The Great Decoupling: China, America and the Struggle for Technological Supremacy
The Great Decoupling: China, America and the Struggle for Technological Supremacy
Tuesday, May 4, 2021
11:00am – 12:00pm
Zoom Webinar
For much of recorded history, China was a leading science and technology power. But just as the West rose, China turned in on itself, and missed the Industrial Revolution. The result was the ‘Hundred Years of Humiliation’, and a long struggle for a modern, yet distinctly Chinese, civilisational identity. Today, technological innovation has returned to the core of national pride and ambition. Since the 1980s, reforms have transformed China into the world’s second largest economy and a major global power. Cyber space and other advanced technologies have become a battleground for international dominance; but today’s world relies on global supply chains and interstate collaboration–at least, for now. Growing tension between the USA and China could result in the two superpowers decoupling their technology–with significant consequences for humanity’s future. The Great Decoupling shows that this technology contest, and how it plays out, will shape the geopolitics of the twenty-first century.
The SETA Foundation at Washington DC is pleased to host a book talk with Author Nigel Inskter on “The Great Decoupling: China, America and the Struggle for Technological Supremacy.”
Speaker
Nigel Inkster, Senior Advisor for Cyber Security and China at The International Institute for Strategic Studies, Director of Geopolitical and Intelligence Analysis at Enodo Economics, Author
Discussant
Kilic Bugra Kanat, Research Director, The SETA Foundation at Washington, DC
Bios:
Nigel Inkster has worked at the International Institute for Strategic Studies (IISS) since 2007. He is the former Director of Future Conflict and Cyber Security and currently a Special Adviser at IISS. His research portfolio at IISS has included transnational terrorism, insurgency, transnational organized crime, cyber security, intelligence and security and the evolving character of conflict. He has written and broadcast on all these topics and has also been engaged in a variety of para-diplomatic activities on behalf of the UK government including leading a Sino-UK Track 1.5 Cyber Security Dialogue. He is one of the authors of an IISS Strategic Dossier on the Evolution of the Cyber Domain published in 2015, has written a chapter on The Chinese Intelligence Agencies: Evolution and Empowerment in Cyberspace in China and Cyber Security (Oxford University Press 2015) and is the author of an IISS Adelphi book entitled China’s Cyber Power published in June 2016 by Routledge. Before joining IISS he served for thirty-one years in the British Secret Intelligence Service (SIS) retiring at the end of 2006 as Assistant Chief and Director of Operations and Intelligence.

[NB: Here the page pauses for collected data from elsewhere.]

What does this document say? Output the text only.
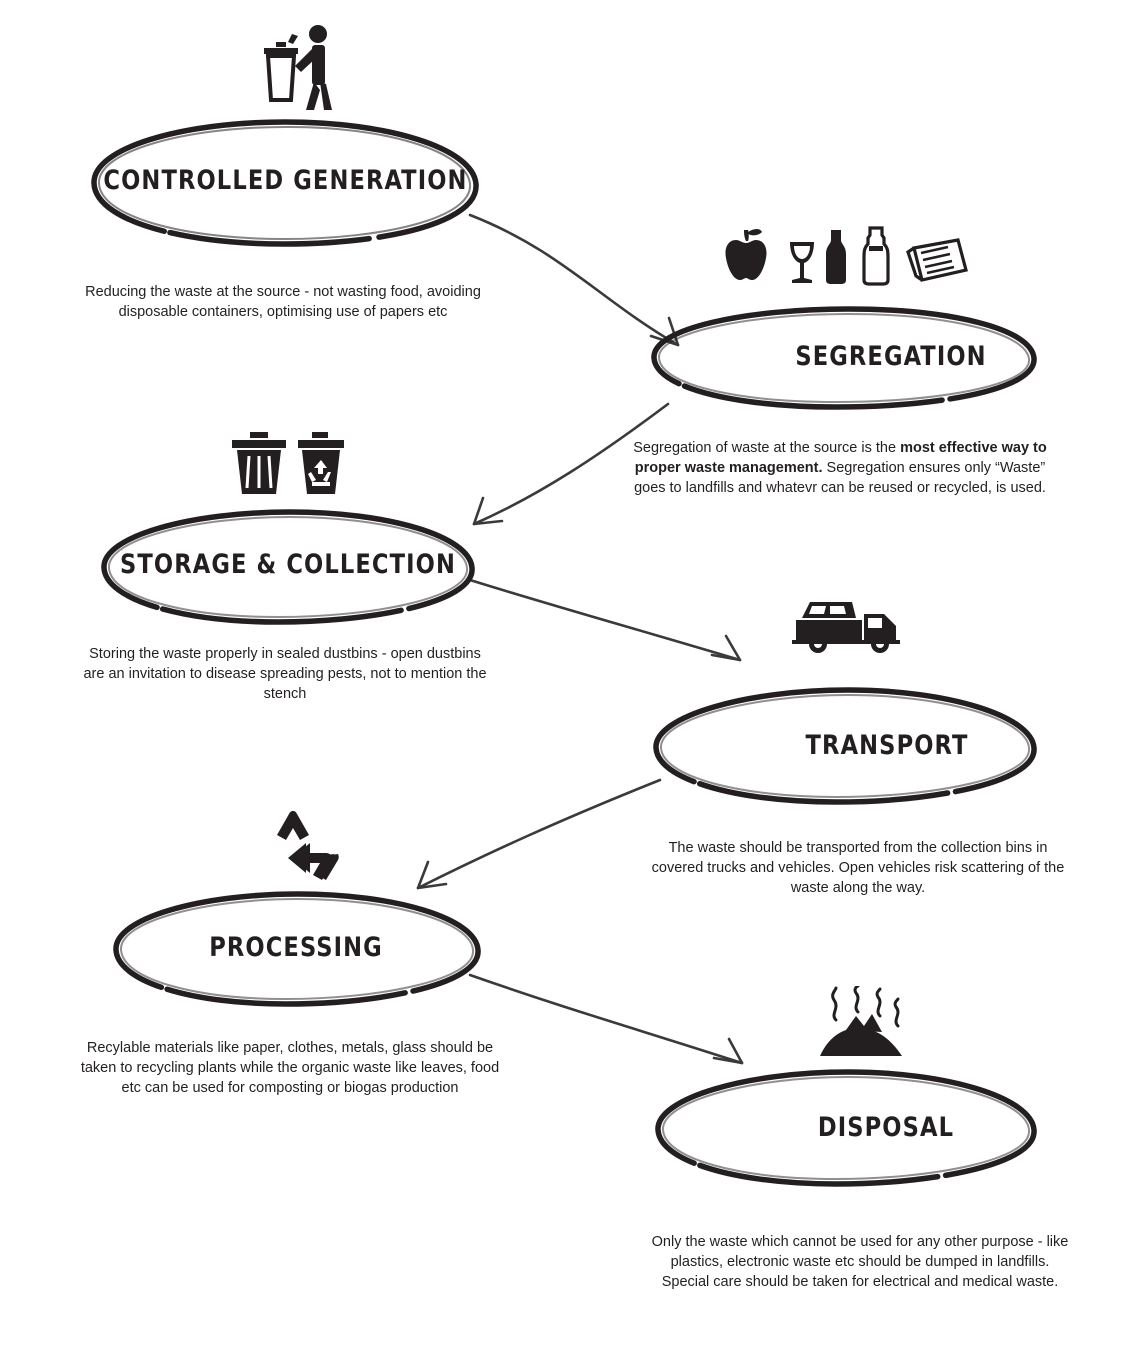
CONTROLLED GENERATION
Reducing the waste at the source - not wasting food, avoiding disposable containers, optimising use of papers etc
SEGREGATION
Segregation of waste at the source is the most effective way to proper waste management. Segregation ensures only “Waste” goes to landfills and whatevr can be reused or recycled, is used.
STORAGE & COLLECTION
Storing the waste properly in sealed dustbins - open dustbins are an invitation to disease spreading pests, not to mention the stench
TRANSPORT
The waste should be transported from the collection bins in covered trucks and vehicles. Open vehicles risk scattering of the waste along the way.
PROCESSING
Recylable materials like paper, clothes, metals, glass should be taken to recycling plants while the organic waste like leaves, food etc can be used for composting or biogas production
DISPOSAL
Only the waste which cannot be used for any other purpose - like plastics, electronic waste etc should be dumped in landfills. Special care should be taken for electrical and medical waste.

Kilic Bugra Kanat is the Research Director at the SETA Foundation at Washington DC. He is an Assistant Professor of Political Science at Penn State University, Erie where he was awarded the Outstanding Research Award and Council of Fellows Faculty Research Award. Dr. Kanat received his PhD in Political Science from Syracuse University; a Master’s in Political Science from Syracuse University; a Master’s in International Affairs from Marquette University. He participated in Future Leaders Program of Foreign Policy Initiative. Dr. Kanat’s writings have appeared in Foreign Policy, Insight Turkey, The Diplomat, Middle East Policy, Arab Studies Quarterly, Mediterranean Quarterly, Journal of South Asian and Middle Eastern Studies, Journal of Balkan and Near Eastern Studies, and Journal of Muslim Minority Affairs. He is a columnist at Daily Sabah & author of A Tale of Four Augusts: Obama’s Syria Policy.